Prior to 2008 global economic crisis, American officials assured the public that there was nothing to worry about the state of the economy. This was the message of both Henry Paulson, the US treasury secretary and Ben Bernanke, the chairman of Federal Reserve. The popular financial advice was "Don't panic. Don't stop investing. Don't stop borrowing to buy homes. Spend like you're Paris Hilton. Everything is just fine (p. 38)." But after the advice was proven wrong, these officials instead of losing credibility were even demanding greater power.
And so the demand for greater power was granted. It was believed that bailouts can solve the world's economic troubles. The US government took over Fannie Mae and Freddie Mac, which "held $5 trillion in mortgage liabilities" (ibid.). What came next was the "Bank of America's purchase of Merrill Lynch" (p. 39) with the influence of course of the Fed. And then the US treasury secretary came up with "ten financial institutions to work out a bailout for Lehman Brothers" (ibid.). But the solution did not work out and so the "Lehman Brothers was ultimately allowed to go bankrupt" (ibid.). However, the bailout magic continued. AIG received a total of $125 billion bailout, which the New York Times describes the initial bailout of $85 billion as "'the most radical intervention in private business in the central bank's history'" (p. 40). The government was hailed as the savior of corporations at the expense of the productive sector of the economy, the taxpayers.

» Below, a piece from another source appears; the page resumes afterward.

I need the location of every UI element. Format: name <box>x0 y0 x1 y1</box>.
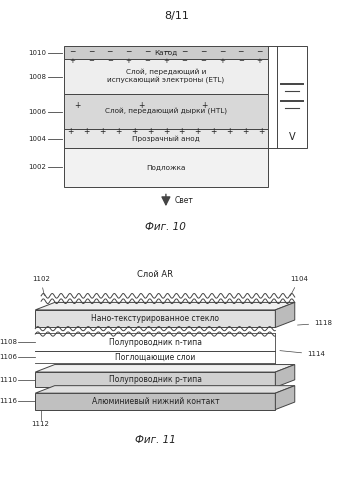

With the exception of the Lehman Brothers, which situation was beyond recovery, the popularized reason why the identified firms were not allowed to go bankrupt was to prevent the domino effect of their collapse upon other firms that would seriously harm the economy.
In reality, it was the act of bailing out these firms that harm the economy. Allowing them to go bankrupt would result into an opportunity for the economy to recover through market forces. For Thomas Woods, bailing out those firms "discourages rather than encourages capital formation and economic recovery" (p. 41).
To make the situation more serious, as if the previous bailouts were not sufficient enough to ruin the economy, a bill, "the Emergency Economic Stabilization Act of 2008" was passed. This bill gave the US treasury secretary the authority to buy $700 billion in assets "'at any time'" (p. 42).
1. What does it tell about the current system when those in authority who failed in their public pronouncement were entrusted with greater power rather than losing their credibility?
2. What was the perceived solution to global economic crisis? Briefly explain your personal understanding of this solution.
3. Who were the firms that the US government bailed out? What was the justification for doing so?
4. What do you think would be the long-term impact on global economy of this bailout bonanza? Why?